One might joke about the sentences being written by a Hooters Girl, but that would be insulting to smart women who take the job. Regardless, it appears to me that the sentence was written by a someone using rudimentary mail merge software. The first sentence identifies the type of free offer in parenthesis. The programming of the second sentence did not take into account that the number of days may be a singular number. 

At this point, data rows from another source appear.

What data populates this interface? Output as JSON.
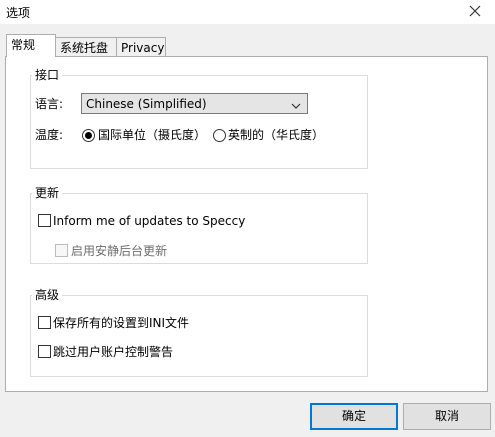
{
  "window": {
    "title": "选项"
  },
  "tabs": [
    {
      "label": "常规",
      "active": true
    },
    {
      "label": "系统托盘",
      "active": false
    },
    {
      "label": "Privacy",
      "active": false
    }
  ],
  "interface": {
    "group_label": "接口",
    "language_label": "语言:",
    "language_value": "Chinese (Simplified)",
    "temperature_label": "温度:",
    "temp_options": [
      {
        "label": "国际单位（摄氏度）",
        "checked": true
      },
      {
        "label": "英制的（华氏度）",
        "checked": false
      }
    ]
  },
  "updates": {
    "group_label": "更新",
    "inform_label": "Inform me of updates to Speccy",
    "inform_checked": false,
    "silent_label": "启用安静后台更新",
    "silent_checked": false,
    "silent_enabled": false
  },
  "advanced": {
    "group_label": "高级",
    "save_ini_label": "保存所有的设置到INI文件",
    "save_ini_checked": false,
    "skip_uac_label": "跳过用户账户控制警告",
    "skip_uac_checked": false
  },
  "buttons": {
    "ok": "确定",
    "cancel": "取消"
  }
}
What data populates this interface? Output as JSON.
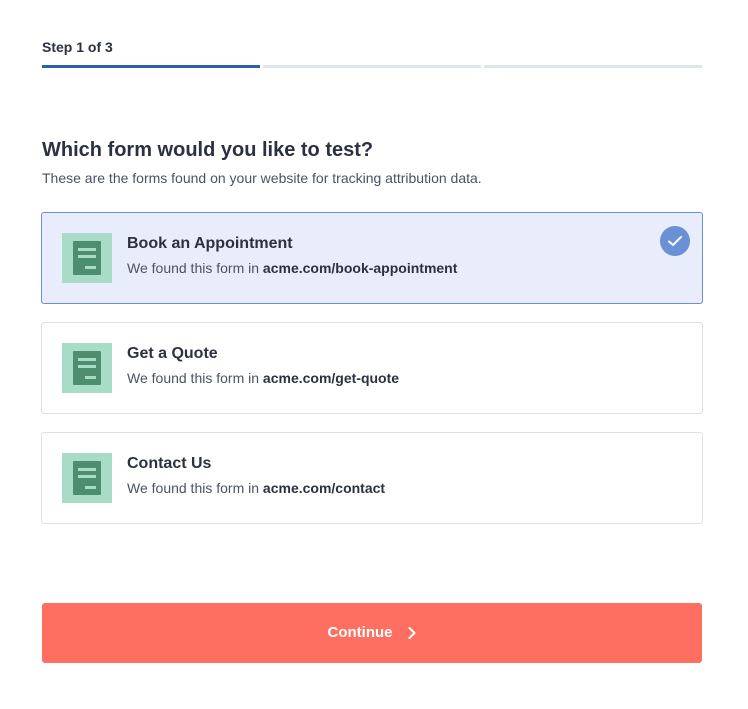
{
  "stepper": {
    "label": "Step 1 of 3",
    "current_step": 1,
    "total_steps": 3,
    "colors": {
      "active": "#2a5fb0",
      "inactive": "#dfe5ec"
    }
  },
  "question": {
    "title": "Which form would you like to test?",
    "subtitle": "These are the forms found on your website for tracking attribution data."
  },
  "forms": [
    {
      "title": "Book an Appointment",
      "desc_prefix": "We found this form in ",
      "url": "acme.com/book-appointment",
      "selected": true,
      "icon": "form-document-icon"
    },
    {
      "title": "Get a Quote",
      "desc_prefix": "We found this form in ",
      "url": "acme.com/get-quote",
      "selected": false,
      "icon": "form-document-icon"
    },
    {
      "title": "Contact Us",
      "desc_prefix": "We found this form in ",
      "url": "acme.com/contact",
      "selected": false,
      "icon": "form-document-icon"
    }
  ],
  "selected_indicator_icon": "checkmark-icon",
  "continue_button": {
    "label": "Continue",
    "icon": "chevron-right-icon",
    "color": "#ff6f61"
  },
  "colors": {
    "selected_border": "#6a90d6",
    "selected_background": "#e9ecfb",
    "form_icon_background": "#a8dcc6",
    "form_icon_foreground": "#4d8e6e"
  }
}
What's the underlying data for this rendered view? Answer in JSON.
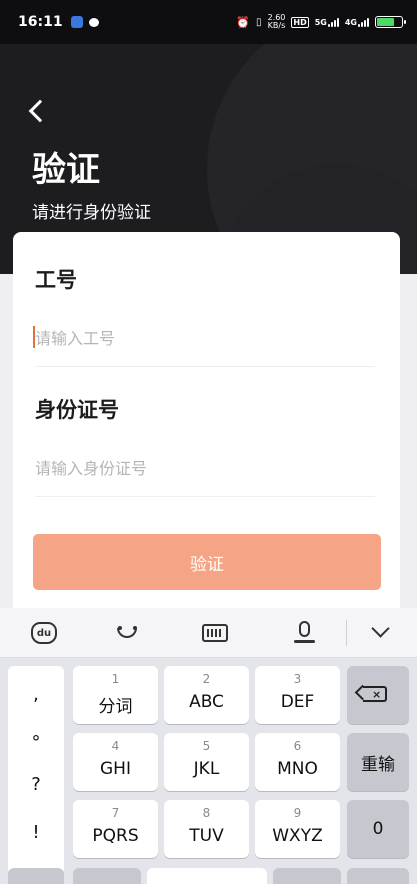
{
  "status_bar": {
    "time": "16:11",
    "speed_top": "2.60",
    "speed_bottom": "KB/s",
    "hd": "HD",
    "net_5g": "5G",
    "net_4g": "4G",
    "battery_level_percent": 72
  },
  "header": {
    "title": "验证",
    "subtitle": "请进行身份验证"
  },
  "form": {
    "employee_id": {
      "label": "工号",
      "placeholder": "请输入工号",
      "value": ""
    },
    "id_number": {
      "label": "身份证号",
      "placeholder": "请输入身份证号",
      "value": ""
    },
    "submit_label": "验证"
  },
  "keyboard": {
    "toolbar": {
      "logo_text": "du",
      "icons": [
        "du-bear-icon",
        "emoji-icon",
        "keyboard-switch-icon",
        "microphone-icon",
        "collapse-keyboard-icon"
      ]
    },
    "symbols": [
      ",",
      "°",
      "?",
      "!"
    ],
    "keys": [
      {
        "num": "1",
        "label": "分词"
      },
      {
        "num": "2",
        "label": "ABC"
      },
      {
        "num": "3",
        "label": "DEF"
      },
      {
        "num": "4",
        "label": "GHI"
      },
      {
        "num": "5",
        "label": "JKL"
      },
      {
        "num": "6",
        "label": "MNO"
      },
      {
        "num": "7",
        "label": "PQRS"
      },
      {
        "num": "8",
        "label": "TUV"
      },
      {
        "num": "9",
        "label": "WXYZ"
      }
    ],
    "reenter_label": "重输",
    "zero_label": "0"
  }
}
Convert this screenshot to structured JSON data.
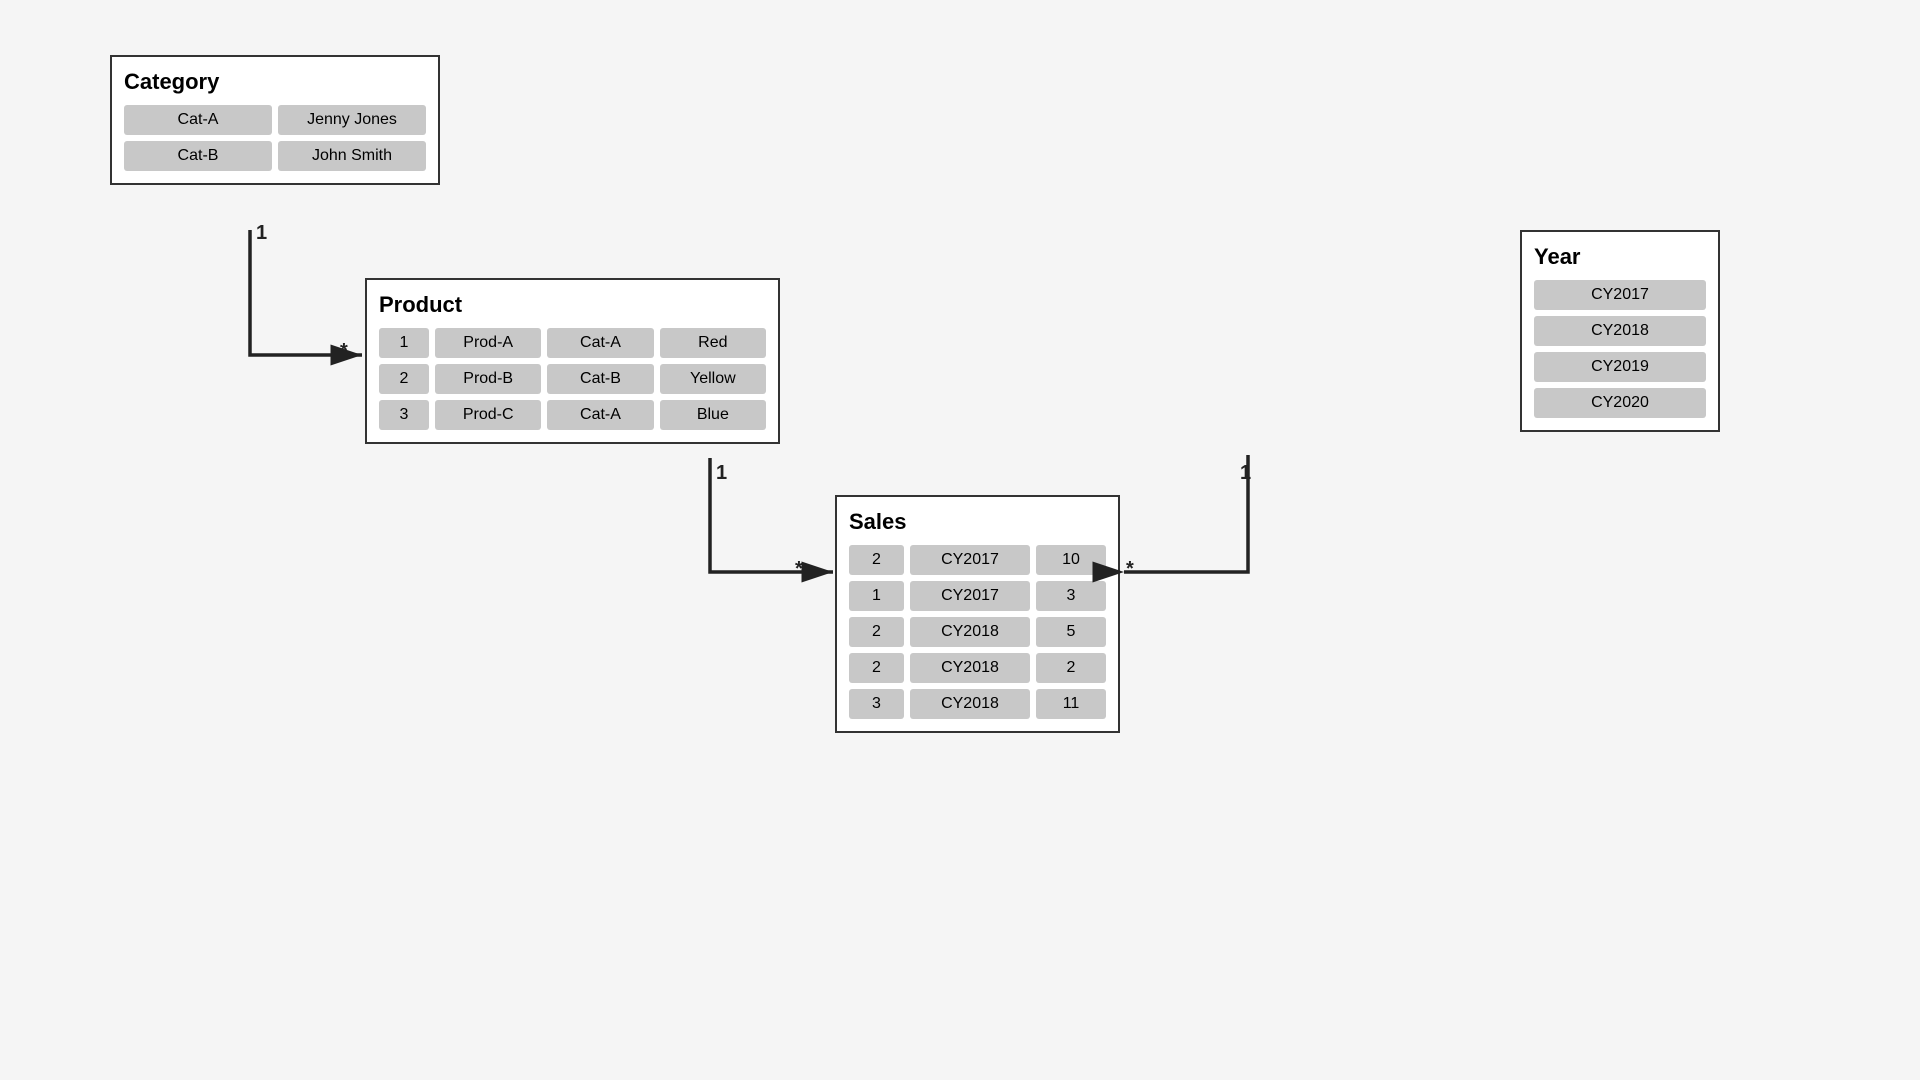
{
  "category": {
    "title": "Category",
    "rows": [
      [
        "Cat-A",
        "Jenny Jones"
      ],
      [
        "Cat-B",
        "John Smith"
      ]
    ]
  },
  "product": {
    "title": "Product",
    "rows": [
      [
        "1",
        "Prod-A",
        "Cat-A",
        "Red"
      ],
      [
        "2",
        "Prod-B",
        "Cat-B",
        "Yellow"
      ],
      [
        "3",
        "Prod-C",
        "Cat-A",
        "Blue"
      ]
    ]
  },
  "year": {
    "title": "Year",
    "rows": [
      [
        "CY2017"
      ],
      [
        "CY2018"
      ],
      [
        "CY2019"
      ],
      [
        "CY2020"
      ]
    ]
  },
  "sales": {
    "title": "Sales",
    "rows": [
      [
        "2",
        "CY2017",
        "10"
      ],
      [
        "1",
        "CY2017",
        "3"
      ],
      [
        "2",
        "CY2018",
        "5"
      ],
      [
        "2",
        "CY2018",
        "2"
      ],
      [
        "3",
        "CY2018",
        "11"
      ]
    ]
  },
  "relations": {
    "cat_prod": {
      "one": "1",
      "many": "*"
    },
    "prod_sales": {
      "one": "1",
      "many": "*"
    },
    "year_sales": {
      "one": "1",
      "many": "*"
    }
  }
}
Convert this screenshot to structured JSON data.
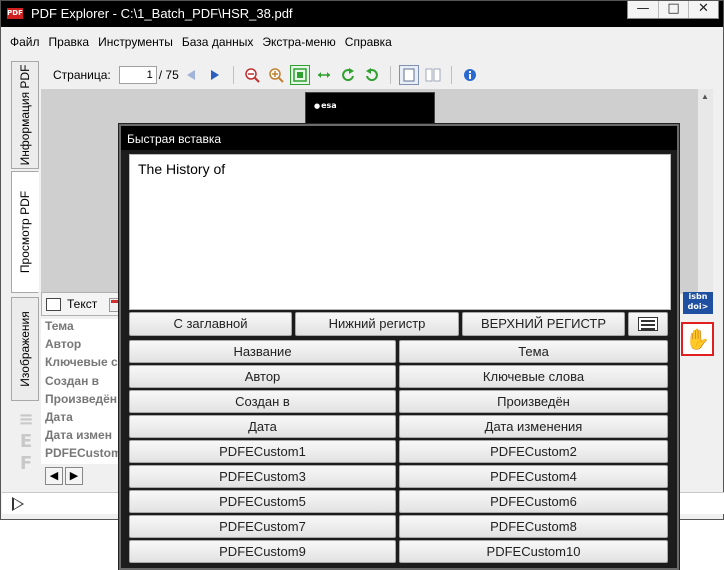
{
  "window": {
    "title": "PDF Explorer - C:\\1_Batch_PDF\\HSR_38.pdf",
    "app_icon_text": "PDF",
    "controls": {
      "minimize": "—",
      "maximize": "□",
      "close": "✕"
    }
  },
  "menu": [
    "Файл",
    "Правка",
    "Инструменты",
    "База данных",
    "Экстра-меню",
    "Справка"
  ],
  "vertical_tabs": [
    "Информация PDF",
    "Просмотр PDF",
    "Изображения"
  ],
  "toolbar": {
    "page_label": "Страница:",
    "page_current": "1",
    "page_total": "/ 75",
    "icons": [
      "prev-page-icon",
      "next-page-icon",
      "zoom-out-icon",
      "zoom-in-icon",
      "fit-page-icon",
      "fit-width-icon",
      "rotate-ccw-icon",
      "rotate-cw-icon",
      "single-page-icon",
      "two-page-icon",
      "info-icon"
    ]
  },
  "viewer": {
    "logo_text": "esa"
  },
  "properties": {
    "tab_label": "Текст",
    "fields": [
      "Тема",
      "Автор",
      "Ключевые с",
      "Создан в",
      "Произведён",
      "Дата",
      "Дата измен",
      "PDFECustom"
    ]
  },
  "side": {
    "isbn_top": "isbn",
    "isbn_bottom": "doi>"
  },
  "dialog": {
    "title": "Быстрая вставка",
    "text_value": "The History of",
    "case_buttons": [
      "С заглавной",
      "Нижний регистр",
      "ВЕРХНИЙ РЕГИСТР"
    ],
    "field_buttons": [
      [
        "Название",
        "Тема"
      ],
      [
        "Автор",
        "Ключевые слова"
      ],
      [
        "Создан в",
        "Произведён"
      ],
      [
        "Дата",
        "Дата изменения"
      ],
      [
        "PDFECustom1",
        "PDFECustom2"
      ],
      [
        "PDFECustom3",
        "PDFECustom4"
      ],
      [
        "PDFECustom5",
        "PDFECustom6"
      ],
      [
        "PDFECustom7",
        "PDFECustom8"
      ],
      [
        "PDFECustom9",
        "PDFECustom10"
      ]
    ]
  },
  "colors": {
    "titlebar": "#000000",
    "accent_red": "#e02020",
    "info_blue": "#1f4fa0"
  }
}
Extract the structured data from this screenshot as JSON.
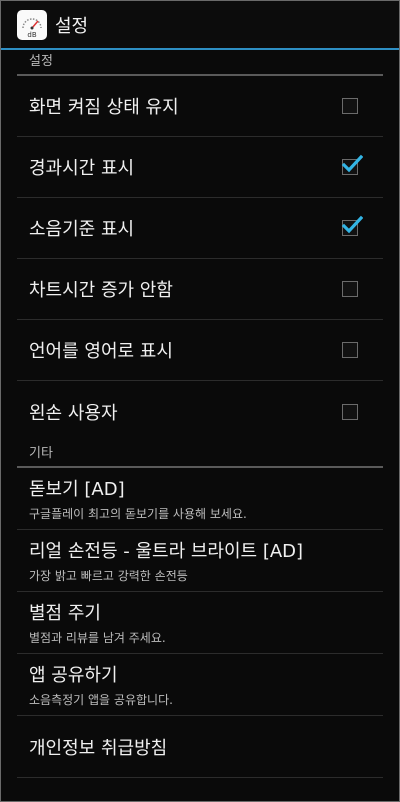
{
  "actionbar": {
    "title": "설정",
    "icon": "decibel-meter-icon",
    "icon_text": "dB"
  },
  "sections": {
    "settings": {
      "header": "설정",
      "items": [
        {
          "label": "화면 켜짐 상태 유지",
          "checked": false
        },
        {
          "label": "경과시간 표시",
          "checked": true
        },
        {
          "label": "소음기준 표시",
          "checked": true
        },
        {
          "label": "차트시간 증가 안함",
          "checked": false
        },
        {
          "label": "언어를 영어로 표시",
          "checked": false
        },
        {
          "label": "왼손 사용자",
          "checked": false
        }
      ]
    },
    "other": {
      "header": "기타",
      "items": [
        {
          "label": "돋보기 [AD]",
          "summary": "구글플레이 최고의 돋보기를 사용해 보세요."
        },
        {
          "label": "리얼 손전등 - 울트라 브라이트 [AD]",
          "summary": "가장 밝고 빠르고 강력한 손전등"
        },
        {
          "label": "별점 주기",
          "summary": "별점과 리뷰를 남겨 주세요."
        },
        {
          "label": "앱 공유하기",
          "summary": "소음측정기 앱을 공유합니다."
        },
        {
          "label": "개인정보 취급방침"
        }
      ]
    }
  },
  "colors": {
    "accent": "#2e8fc4",
    "check": "#33b5e5",
    "background": "#0a0a0a"
  }
}
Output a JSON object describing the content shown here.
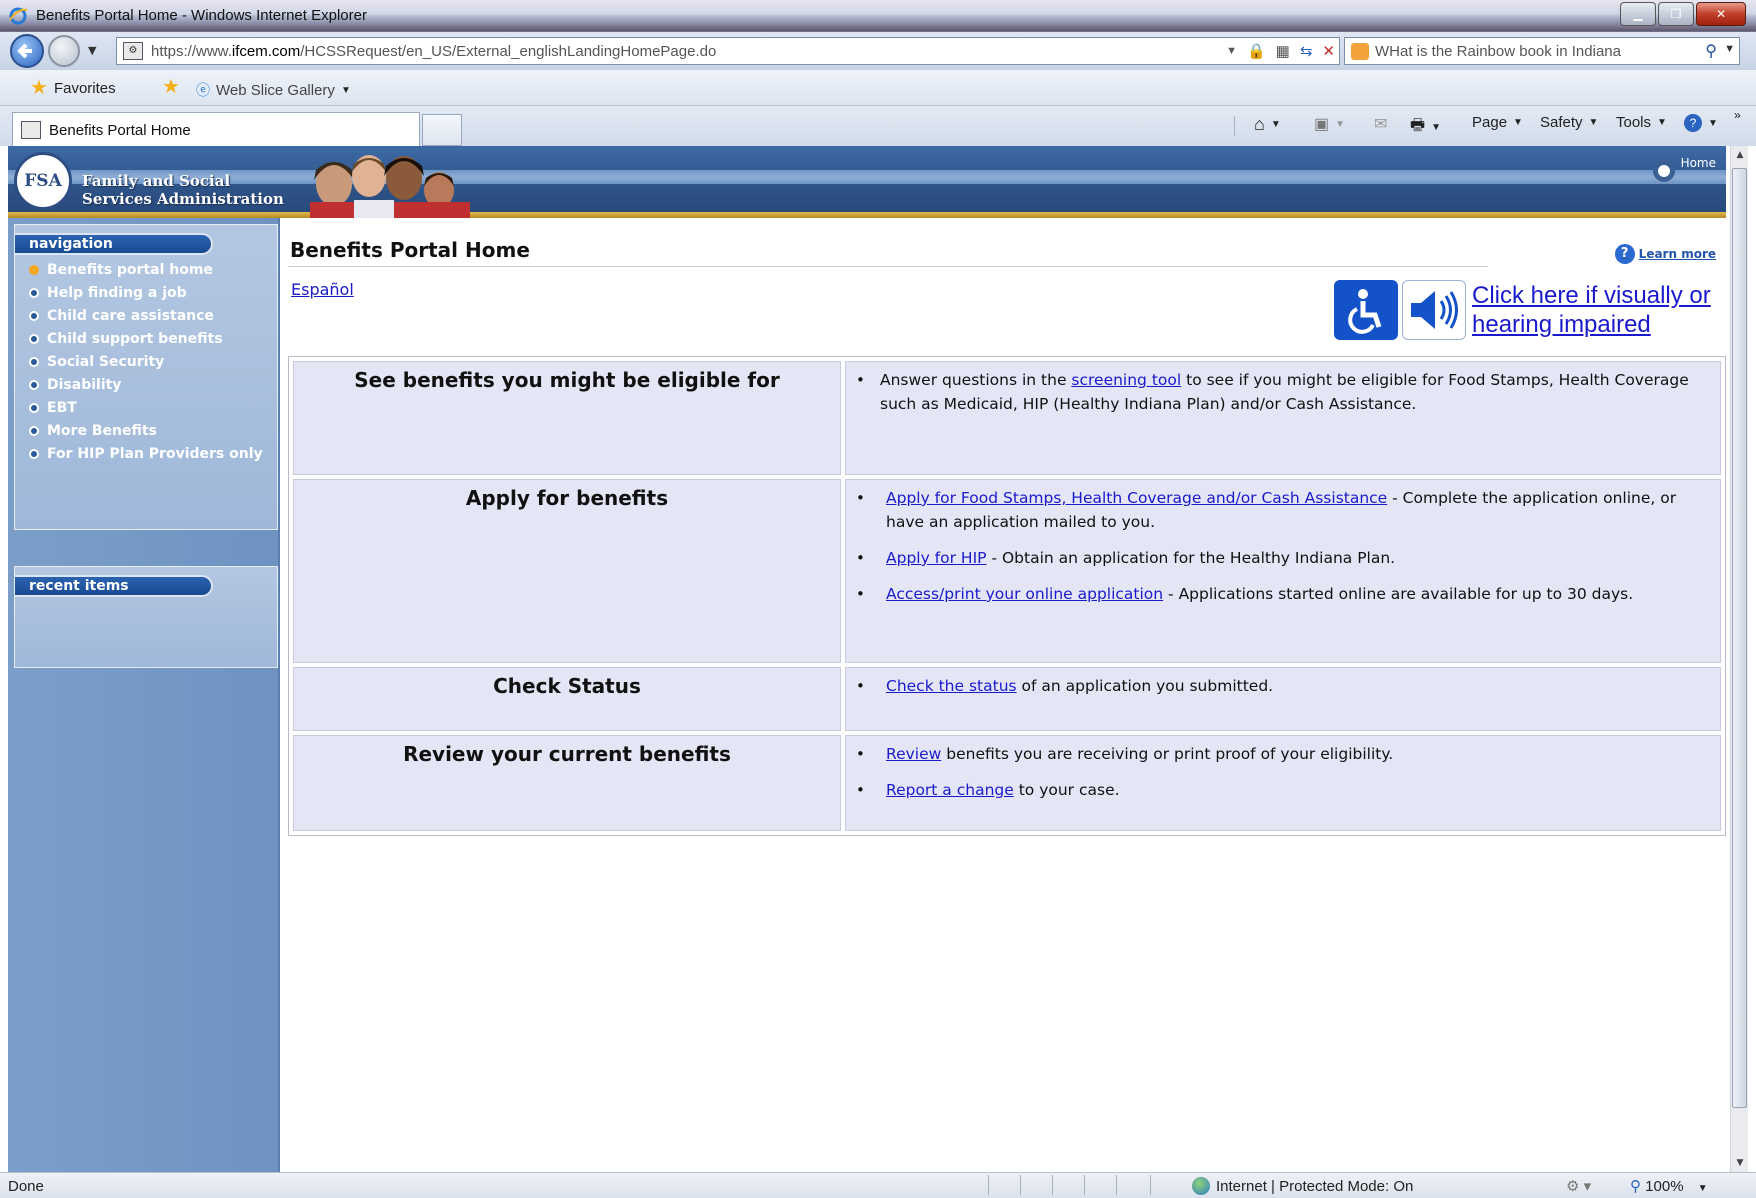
{
  "window": {
    "title": "Benefits Portal Home - Windows Internet Explorer"
  },
  "address": {
    "url_prefix": "https://www.",
    "url_domain": "ifcem.com",
    "url_path": "/HCSSRequest/en_US/External_englishLandingHomePage.do",
    "search_text": "WHat is the Rainbow book in Indiana"
  },
  "favorites": {
    "favorites_label": "Favorites",
    "web_slice_label": "Web Slice Gallery"
  },
  "tab": {
    "label": "Benefits Portal Home"
  },
  "commands": {
    "page": "Page",
    "safety": "Safety",
    "tools": "Tools"
  },
  "header": {
    "seal_text": "FSA",
    "org_line1": "Family and Social",
    "org_line2": "Services Administration",
    "home_label": "Home"
  },
  "sidebar": {
    "nav_title": "navigation",
    "items": [
      {
        "label": "Benefits portal home",
        "active": true
      },
      {
        "label": "Help finding a job"
      },
      {
        "label": "Child care assistance"
      },
      {
        "label": "Child support benefits"
      },
      {
        "label": "Social Security"
      },
      {
        "label": "Disability"
      },
      {
        "label": "EBT"
      },
      {
        "label": "More Benefits"
      },
      {
        "label": "For HIP Plan Providers only"
      }
    ],
    "recent_title": "recent items"
  },
  "main": {
    "title": "Benefits Portal Home",
    "learn_more": "Learn more",
    "espanol": "Español",
    "access_text": "Click here if visually or hearing impaired",
    "rows": [
      {
        "heading": "See benefits you might be eligible for",
        "text_before": "Answer questions in the ",
        "link": "screening tool",
        "text_after": " to see if you might be eligible for Food Stamps, Health Coverage such as Medicaid, HIP (Healthy Indiana Plan) and/or Cash Assistance."
      },
      {
        "heading": "Apply for benefits",
        "items": [
          {
            "link": "Apply for Food Stamps, Health Coverage and/or Cash Assistance",
            "text": " - Complete the application online, or have an application mailed to you."
          },
          {
            "link": "Apply for HIP",
            "text": " - Obtain an application for the Healthy Indiana Plan."
          },
          {
            "link": "Access/print your online application",
            "text": " - Applications started online are available for up to 30 days."
          }
        ]
      },
      {
        "heading": "Check Status",
        "items": [
          {
            "link": "Check the status",
            "text": " of an application you submitted."
          }
        ]
      },
      {
        "heading": "Review your current benefits",
        "items": [
          {
            "link": "Review",
            "text": " benefits you are receiving or print proof of your eligibility."
          },
          {
            "link": "Report a change",
            "text": " to your case."
          }
        ]
      }
    ]
  },
  "status": {
    "text": "Done",
    "zone": "Internet | Protected Mode: On",
    "zoom": "100%"
  }
}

Let's hope the wings are better than the grammar. 

Lessons:

  1. Recognizing a customer's birthday is a useful way to engage a customer, but only if properly executed.
  2. When using numerical values in your communications, make sure to account for values that are not plural.

8/26/2021

Hard Rock Casino: Guns N' Rose ?!?

The Hard Rock Hotel Casino recently sent this email about upcoming entertainment that included a band called "Guns N' Rose".

Hard Rock Hotel & Casino email for Guns N' Roses
Email from Hard Rock Hotel & Casino Atlantic City

This is a Fail for Creative, but no worries -- the band is going to make up for this faux pas by playing their new song "Sweet Children of Ours."

Lesson: 
Be sure to thoroughly proofread your communications, including the email Subject Line.

 

8/14/2021

Freshly: Referral Offer Freshens Up

 A couple months ago I wrote about a referral offer from Freshly that merited a Fail for Creative. Last week, the company sent me a similar offer and, from a creative and user experience standpoint, it is an improvement. 

Freshly Referral Offer
Freshly email

This email is personalized, addressing me by name. Although it positions the referral offer as something I had "earned" (which feels a bit gimmicky), the email does recognize both my purchase history and enthusiasm for the product. 

Rather than the previous mailing -- which provided a code to share but without adequate instructions about how to use it -- this email offers a simple link with a Call to Action to "Send a Free Box." That seems easy, and needs no special codes. 

The landing page includes a 3-step, easy-to-understand process for the customer to follow to give a friend a free week of Freshly. 

Freshly Freebie Box Landing Page
Referral offer landing page

The input fields are clear. The email message and subject lines include stock language with an opportunity to personalize. That's almost as flexible as switching next week's meal from the Cauliflower Shell Beef Bolognese to the Indian-Spiced Chickpea Curry Bowl.

One element included in the May email that is lacking here, however, is an expiration date. Instead, the email body copy mentions "... and will expire unless you share it soon ...", while the disclosure reads, "Freshly reserves the right to modify, replace, or cancel offer(s) at any time" -- a statement that lacks a sense of immediacy. This is not a Fail for Creative but is an improvement opportunity. Even if this referral offer is intended to be evergreen, I would include a soft expiration date using language such as "... so send a Freebie Box in the next 7 days and give the gift of better meals made easy!"

Referral offer Thank You page

Lessons:
  1. Referral programs are a useful approach to allowing your customers to be your advocates.
  2. When you want your customers to do something, take all the traction out of the process.
  3. If your offer does not have a expiration date, at least suggest a timeframe for the customer to take action.

7/25/2021

Sorry, I’m late to ask for your vote

In New York City, our primary election for local offices took place on June 22, with early voting taking place June 12 through June 20.

Stringer should have been ready and in the mail before Day One

I received eight oversized postcards from political candidates between June 23 and July 6. A couple of them are shown here. 

This postcard arrived on 6 days after the election, e.g. it is trash

These are Fails for Timing. I want to say, "Sorry, New York City does not offer late voting."

Lesson:

When producing mail for a political candidate, mail early and mail often.